17:36 <jmhsieh> Here's the story I had in mind after talking with carl (guy who is doing the next hive release)
17:37 <jmhsieh> we use the collectorsink with the escaping to write out events to the different directories.
17:37 <jmhsieh> then can be gzip files – that shouldn't matter too much.
17:37 <jmhsieh> Hive needs a thing called a SerDe (Serializer / Deserializer) to understand data.
17:38 <jmhsieh> Ideally flume would write to a format that hive understands already, or we'd hook in a new format.
17:38 <jmhsieh> Instead of loading each record one by one, we bulk load data into hive. This is done by pointing hive to particular directories in hdfs (which flume has nicely laid out!).
17:39 <jmhsieh> the directory structure reflects the partitioning used in hive.
17:39 <jmhsieh> a new hive query runs, and since the data is there, it uses the new data.
17:40 <jmhsieh> The catches are – there needs to be something to notify hive that thre is a new partition/dir to load when doing queries.
17:40 <aphadke> (i'll chime in once u r done - but mostly our thoughts match)
17:40 <jmhsieh> and there needs to be a table defined that knows how to read the data (this is where the SerDe comes in), and that explains how data is partitioned
17:41 <jmhsieh> The hooks in HiveNotifying* does the first part – it is when flume knows it needs to notify hive, and currently just a stub.
17:41 <jmhsieh> the latter part – defining the table is probably something to do manually and document in the docs.
17:42 <aphadke> 1 - defining table should be manual and mentioned in docs.
17:43 <hammer> good to see you guys moving forward
17:43 <aphadke> hammer:
17:43 <aphadke> 2 - directory structure for FLUME is fantastic for HIVE…. no worries there
17:44 <aphadke> 3 - HiveNotifying* knows that the file has been written, which is good….
17:44 <aphadke> take a look at http://svn.apache.org/viewvc/hadoop/hive/trunk/service/src/test/org/apache/hadoop/hive/service/TestHiveServer.java?view=markup
! abecc [~email@example.com] has joined #flume
17:45 <aphadke> the thrift API allows us to load data inside hive.. i am not exactly sure the benefits of SerDe as against using the thrift api…. the api should essentially do the SerDe thing for us
17:46 <aphadke> its prolly not a good idea for FLUME to change the log data, HIVE allows regex while creating the table… so the raw log file should just load in the table as per the regex and again, the thrift API should take care of that.
17:46 <jmhsieh> aphadke: ah!
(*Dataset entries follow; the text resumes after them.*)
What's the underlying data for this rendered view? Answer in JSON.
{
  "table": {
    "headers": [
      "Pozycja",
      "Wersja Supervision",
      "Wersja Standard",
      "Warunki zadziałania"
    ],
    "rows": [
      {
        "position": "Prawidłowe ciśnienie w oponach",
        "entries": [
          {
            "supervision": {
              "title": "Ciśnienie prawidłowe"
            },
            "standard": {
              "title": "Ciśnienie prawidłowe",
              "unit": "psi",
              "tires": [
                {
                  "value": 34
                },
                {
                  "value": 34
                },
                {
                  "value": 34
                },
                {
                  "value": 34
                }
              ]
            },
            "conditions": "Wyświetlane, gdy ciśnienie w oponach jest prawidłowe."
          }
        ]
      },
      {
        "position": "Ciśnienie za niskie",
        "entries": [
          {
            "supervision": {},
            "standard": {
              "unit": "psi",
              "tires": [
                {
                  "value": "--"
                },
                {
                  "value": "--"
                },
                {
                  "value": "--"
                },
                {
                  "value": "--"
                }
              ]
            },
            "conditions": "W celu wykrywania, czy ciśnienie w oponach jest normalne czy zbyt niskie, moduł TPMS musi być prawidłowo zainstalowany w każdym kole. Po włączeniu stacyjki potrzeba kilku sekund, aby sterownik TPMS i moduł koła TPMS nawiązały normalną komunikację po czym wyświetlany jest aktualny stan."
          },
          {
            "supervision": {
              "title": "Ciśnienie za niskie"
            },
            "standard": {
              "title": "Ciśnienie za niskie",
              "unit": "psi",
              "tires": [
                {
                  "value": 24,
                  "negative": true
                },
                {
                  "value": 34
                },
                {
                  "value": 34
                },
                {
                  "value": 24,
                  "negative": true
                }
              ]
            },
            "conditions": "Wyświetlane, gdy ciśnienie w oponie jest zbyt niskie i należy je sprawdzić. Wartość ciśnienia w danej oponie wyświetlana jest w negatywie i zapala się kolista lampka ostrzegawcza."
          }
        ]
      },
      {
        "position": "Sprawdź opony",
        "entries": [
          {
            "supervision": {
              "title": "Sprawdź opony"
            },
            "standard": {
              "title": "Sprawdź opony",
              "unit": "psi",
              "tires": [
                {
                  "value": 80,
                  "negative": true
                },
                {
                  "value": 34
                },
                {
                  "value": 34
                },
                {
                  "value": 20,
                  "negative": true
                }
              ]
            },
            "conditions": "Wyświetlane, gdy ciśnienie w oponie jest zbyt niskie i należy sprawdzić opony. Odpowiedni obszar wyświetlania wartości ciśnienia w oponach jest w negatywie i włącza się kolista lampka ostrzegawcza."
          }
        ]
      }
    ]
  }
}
I didn't know what the hive side looked like. the thift stuff starts the make sense now..
17:47 <jmhsieh> aphadke: yeah, I assumed that flume would be writing out raw logs
17:47 <aphadke> so essentially, we need to add thrift API to HiveNotifying*, read the gzip'ed log files and load them based on date format + partition
17:48 <jmhsieh> aphadke: prolly need to talk to carl or one of the hive guys to get pointers to exactly how adding a partition works. I think if you use dates in the path of flumes output dirs, it is just a matter of letting hive know about the structure.
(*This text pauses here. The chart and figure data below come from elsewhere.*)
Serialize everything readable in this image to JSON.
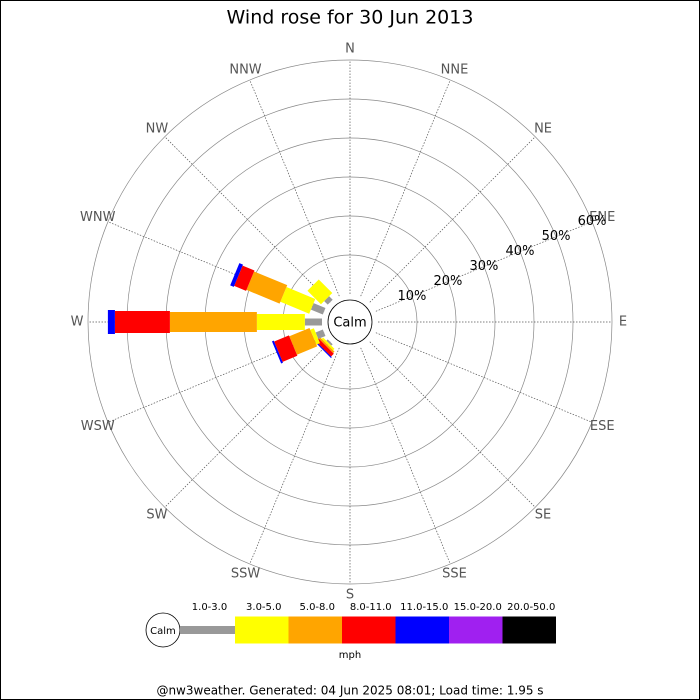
{
  "chart_data": {
    "type": "wind_rose",
    "title": "Wind rose for 30 Jun 2013",
    "directions": [
      "N",
      "NNE",
      "NE",
      "ENE",
      "E",
      "ESE",
      "SE",
      "SSE",
      "S",
      "SSW",
      "SW",
      "WSW",
      "W",
      "WNW",
      "NW",
      "NNW"
    ],
    "rlim": [
      0,
      60
    ],
    "rticks": [
      {
        "value": 10,
        "label": "10%"
      },
      {
        "value": 20,
        "label": "20%"
      },
      {
        "value": 30,
        "label": "30%"
      },
      {
        "value": 40,
        "label": "40%"
      },
      {
        "value": 50,
        "label": "50%"
      },
      {
        "value": 60,
        "label": "60%"
      }
    ],
    "center_label": "Calm",
    "unit": "mph",
    "series": [
      {
        "name": "1.0-3.0",
        "color": "#999999",
        "values": [
          0,
          0,
          0,
          0,
          0,
          0,
          0,
          0,
          0,
          0,
          0.5,
          2,
          4.4,
          3.3,
          1.3,
          0
        ]
      },
      {
        "name": "3.0-5.0",
        "color": "#ffff00",
        "values": [
          0,
          0,
          0,
          0,
          0,
          0,
          0,
          0,
          0,
          0,
          0.5,
          1,
          12.3,
          8,
          4.9,
          0
        ]
      },
      {
        "name": "5.0-8.0",
        "color": "#ffa500",
        "values": [
          0,
          0,
          0,
          0,
          0,
          0,
          0,
          0,
          0,
          0,
          0.5,
          5.6,
          22.3,
          9.2,
          0,
          0
        ]
      },
      {
        "name": "8.0-11.0",
        "color": "#ff0000",
        "values": [
          0,
          0,
          0,
          0,
          0,
          0,
          0,
          0,
          0,
          0,
          1,
          4.1,
          14.1,
          3.3,
          0,
          0
        ]
      },
      {
        "name": "11.0-15.0",
        "color": "#0000ff",
        "values": [
          0,
          0,
          0,
          0,
          0,
          0,
          0,
          0,
          0,
          0,
          0.3,
          0.5,
          1.8,
          1,
          0,
          0
        ]
      },
      {
        "name": "15.0-20.0",
        "color": "#a020f0",
        "values": [
          0,
          0,
          0,
          0,
          0,
          0,
          0,
          0,
          0,
          0,
          0,
          0,
          0,
          0,
          0,
          0
        ]
      },
      {
        "name": "20.0-50.0",
        "color": "#000000",
        "values": [
          0,
          0,
          0,
          0,
          0,
          0,
          0,
          0,
          0,
          0,
          0,
          0,
          0,
          0,
          0,
          0
        ]
      }
    ],
    "footer": "@nw3weather. Generated: 04 Jun 2025 08:01; Load time: 1.95 s"
  }
}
17:49 <aphadke> jmhsieh: hql syntax would be :
17:49 <aphadke> LOAD DATA INPATH '<somepath>' INTO TABLE test_table PARTITION (ds='2010-06-17');
17:49 <jmhsieh> aphadke: I'd prefer if the thrift thing implemented the HiveDirCreatedHandler interface
17:49 <jmhsieh> aphadke: hql stuff looks simple enough
17:50 <aphadke> jmhsieh: afaik, thrift reads the file from HDFS, creates the directory structure inside hive and moves file from HDFS to hive directory structure
17:51 <jmhsieh> aphadke: I think the hive stuff actually uses the data inplace (without moving it) – but I'm not completely sure about this.
17:51 <aphadke> it definitely moves it..
17:51 <jmhsieh> ok
17:52 <aphadke> i.e. data from /user/aphadke/someLogs/2010-07-07 is moved to /user/hive/warehouse/<table_name>/partition/ etc.